In the 14 tortuous years that it has taken for the bill to come this far, there’s little doubt that it’s taken women at the very bottom rung of the social ladder to demonstrate what can be achieved when they are “given” the power to change things. The 33.33 per cent reservation for women at the panchayat level — now raised to 50 per cent — has changed the political, social and economic landscape of rural India. Little question that when reservations for women were first instituted at the panchayat level, politicians used female relatives as proxies to keep rivals at bay and extend their circle of power. Study after study shows, however, that these same women used the foot in the door to improve the lives of those around them in terms of improving female education, healthcare, roads, connectivity, even bringing in new concepts like rainwater harvesting and better management of agri-products.

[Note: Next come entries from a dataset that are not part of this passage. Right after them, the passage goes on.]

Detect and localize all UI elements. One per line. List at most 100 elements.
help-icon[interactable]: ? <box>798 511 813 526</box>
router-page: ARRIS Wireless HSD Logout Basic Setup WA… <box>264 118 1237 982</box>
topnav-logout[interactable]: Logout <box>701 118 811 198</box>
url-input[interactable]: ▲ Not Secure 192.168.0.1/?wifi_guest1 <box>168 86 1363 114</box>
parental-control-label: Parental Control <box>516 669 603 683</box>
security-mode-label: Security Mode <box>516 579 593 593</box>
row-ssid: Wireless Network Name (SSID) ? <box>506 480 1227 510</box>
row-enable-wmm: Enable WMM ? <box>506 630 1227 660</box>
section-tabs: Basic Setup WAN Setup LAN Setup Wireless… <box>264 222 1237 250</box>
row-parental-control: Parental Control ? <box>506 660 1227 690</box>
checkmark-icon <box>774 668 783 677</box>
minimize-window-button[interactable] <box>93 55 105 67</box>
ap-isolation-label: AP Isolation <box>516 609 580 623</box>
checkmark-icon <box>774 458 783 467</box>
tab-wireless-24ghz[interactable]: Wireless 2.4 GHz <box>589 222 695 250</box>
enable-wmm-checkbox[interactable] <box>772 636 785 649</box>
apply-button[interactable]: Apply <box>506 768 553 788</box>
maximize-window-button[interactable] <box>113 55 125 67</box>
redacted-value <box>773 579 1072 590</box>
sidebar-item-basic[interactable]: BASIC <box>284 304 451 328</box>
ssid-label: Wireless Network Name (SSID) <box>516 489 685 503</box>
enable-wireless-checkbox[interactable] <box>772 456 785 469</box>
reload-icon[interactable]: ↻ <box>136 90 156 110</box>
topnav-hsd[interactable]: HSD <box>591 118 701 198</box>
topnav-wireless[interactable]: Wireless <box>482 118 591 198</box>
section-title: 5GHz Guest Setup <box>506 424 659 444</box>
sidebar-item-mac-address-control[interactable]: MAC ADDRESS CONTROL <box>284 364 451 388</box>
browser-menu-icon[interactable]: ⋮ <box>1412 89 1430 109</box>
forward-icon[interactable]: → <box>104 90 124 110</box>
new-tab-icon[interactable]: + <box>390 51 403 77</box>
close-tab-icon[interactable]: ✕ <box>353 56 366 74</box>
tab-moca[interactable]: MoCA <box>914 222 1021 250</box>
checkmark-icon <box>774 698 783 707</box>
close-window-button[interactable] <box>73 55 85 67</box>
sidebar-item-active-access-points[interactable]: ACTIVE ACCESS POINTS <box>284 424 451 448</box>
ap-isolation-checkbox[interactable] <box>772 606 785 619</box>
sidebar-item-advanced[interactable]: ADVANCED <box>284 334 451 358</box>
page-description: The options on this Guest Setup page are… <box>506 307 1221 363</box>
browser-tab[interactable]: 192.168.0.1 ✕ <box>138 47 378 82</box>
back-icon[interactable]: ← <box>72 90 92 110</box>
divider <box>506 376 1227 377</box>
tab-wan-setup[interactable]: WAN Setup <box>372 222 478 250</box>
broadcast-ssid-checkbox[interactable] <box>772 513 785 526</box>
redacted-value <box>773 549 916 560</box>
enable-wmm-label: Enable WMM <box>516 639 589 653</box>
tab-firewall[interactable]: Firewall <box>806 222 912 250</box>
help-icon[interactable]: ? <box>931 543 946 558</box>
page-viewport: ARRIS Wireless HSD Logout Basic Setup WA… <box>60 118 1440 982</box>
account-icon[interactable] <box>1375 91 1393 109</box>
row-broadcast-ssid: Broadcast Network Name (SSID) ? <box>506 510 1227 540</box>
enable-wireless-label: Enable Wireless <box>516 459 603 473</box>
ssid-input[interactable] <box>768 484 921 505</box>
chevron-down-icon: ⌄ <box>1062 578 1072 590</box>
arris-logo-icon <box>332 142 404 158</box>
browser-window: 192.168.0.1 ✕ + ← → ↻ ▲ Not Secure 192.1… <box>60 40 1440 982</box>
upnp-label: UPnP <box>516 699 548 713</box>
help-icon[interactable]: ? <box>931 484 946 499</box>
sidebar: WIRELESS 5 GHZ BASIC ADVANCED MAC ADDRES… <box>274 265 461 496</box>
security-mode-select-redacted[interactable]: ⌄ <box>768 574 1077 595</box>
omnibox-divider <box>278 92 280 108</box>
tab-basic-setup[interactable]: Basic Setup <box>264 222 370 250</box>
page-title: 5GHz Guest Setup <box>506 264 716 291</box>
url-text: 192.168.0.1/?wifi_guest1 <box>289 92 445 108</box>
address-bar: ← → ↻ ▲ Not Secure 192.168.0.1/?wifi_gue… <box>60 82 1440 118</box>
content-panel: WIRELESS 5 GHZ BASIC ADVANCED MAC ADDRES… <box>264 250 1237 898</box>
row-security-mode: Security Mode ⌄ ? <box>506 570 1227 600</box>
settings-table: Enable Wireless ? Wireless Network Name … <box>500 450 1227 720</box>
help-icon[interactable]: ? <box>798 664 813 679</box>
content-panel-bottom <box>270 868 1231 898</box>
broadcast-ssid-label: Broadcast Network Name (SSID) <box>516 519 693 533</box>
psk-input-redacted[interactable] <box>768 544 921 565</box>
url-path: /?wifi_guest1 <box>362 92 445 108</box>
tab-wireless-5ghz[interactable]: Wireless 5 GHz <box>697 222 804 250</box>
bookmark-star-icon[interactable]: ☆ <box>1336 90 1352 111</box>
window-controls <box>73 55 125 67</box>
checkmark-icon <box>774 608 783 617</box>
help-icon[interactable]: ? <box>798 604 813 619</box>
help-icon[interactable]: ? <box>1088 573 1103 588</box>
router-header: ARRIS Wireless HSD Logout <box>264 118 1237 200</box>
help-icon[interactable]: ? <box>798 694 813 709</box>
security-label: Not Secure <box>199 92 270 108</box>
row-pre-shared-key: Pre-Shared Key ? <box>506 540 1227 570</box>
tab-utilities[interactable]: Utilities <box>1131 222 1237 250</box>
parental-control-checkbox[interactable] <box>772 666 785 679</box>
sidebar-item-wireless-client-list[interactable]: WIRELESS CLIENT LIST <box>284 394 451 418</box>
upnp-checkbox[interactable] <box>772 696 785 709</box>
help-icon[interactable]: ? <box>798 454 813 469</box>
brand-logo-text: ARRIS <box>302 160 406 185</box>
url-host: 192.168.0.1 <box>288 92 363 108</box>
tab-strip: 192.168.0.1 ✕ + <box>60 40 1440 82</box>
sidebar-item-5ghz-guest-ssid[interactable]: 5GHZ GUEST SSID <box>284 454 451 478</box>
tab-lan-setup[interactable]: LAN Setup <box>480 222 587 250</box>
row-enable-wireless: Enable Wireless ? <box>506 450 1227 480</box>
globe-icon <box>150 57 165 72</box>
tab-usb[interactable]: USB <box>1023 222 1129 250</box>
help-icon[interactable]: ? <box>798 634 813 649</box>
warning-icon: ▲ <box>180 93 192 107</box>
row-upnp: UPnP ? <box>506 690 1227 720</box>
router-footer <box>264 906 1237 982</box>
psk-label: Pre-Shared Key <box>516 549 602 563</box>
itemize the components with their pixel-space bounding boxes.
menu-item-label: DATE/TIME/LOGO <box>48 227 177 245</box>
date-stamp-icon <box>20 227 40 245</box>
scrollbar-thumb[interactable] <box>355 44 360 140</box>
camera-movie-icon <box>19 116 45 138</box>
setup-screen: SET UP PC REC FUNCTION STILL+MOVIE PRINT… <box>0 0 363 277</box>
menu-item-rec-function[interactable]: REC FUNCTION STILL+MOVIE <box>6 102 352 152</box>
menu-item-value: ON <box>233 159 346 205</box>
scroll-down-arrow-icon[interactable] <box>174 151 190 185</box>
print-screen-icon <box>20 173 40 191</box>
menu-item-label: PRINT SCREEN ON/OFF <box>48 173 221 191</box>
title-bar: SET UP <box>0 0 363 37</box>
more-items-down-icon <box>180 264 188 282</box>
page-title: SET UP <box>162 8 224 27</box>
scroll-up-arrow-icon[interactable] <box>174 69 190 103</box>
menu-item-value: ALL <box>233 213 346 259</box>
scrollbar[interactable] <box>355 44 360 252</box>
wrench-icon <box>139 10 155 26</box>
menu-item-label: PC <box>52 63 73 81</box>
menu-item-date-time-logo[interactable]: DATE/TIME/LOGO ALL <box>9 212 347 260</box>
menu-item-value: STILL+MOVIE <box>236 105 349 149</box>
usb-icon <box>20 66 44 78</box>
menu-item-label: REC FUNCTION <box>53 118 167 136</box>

Clearly, the bill now before Parliament may be no magic wand to cure all our ills — female foeticide, female illiteracy, the skewed sex ratio, malnutrition, assault and battery, sexual slavery — but it will give the right-thinking woman the ability to back her gender-friendly voice with power-packed, enforceable legislation. The question of how many legislative seats should be covered under the existing matrix, that mandates reservations for Scheduled Castes and Scheduled Tribes, and where that will leave the upper castes, who in many cases also rank among the impoverished, is still open to debate. Either way, the problems that face women — or indeed all of India — will not change with one bill. But it’s a beginning. Perhaps, one day in the future — maybe a hundred years from now — there will be no need for reservations for women at all.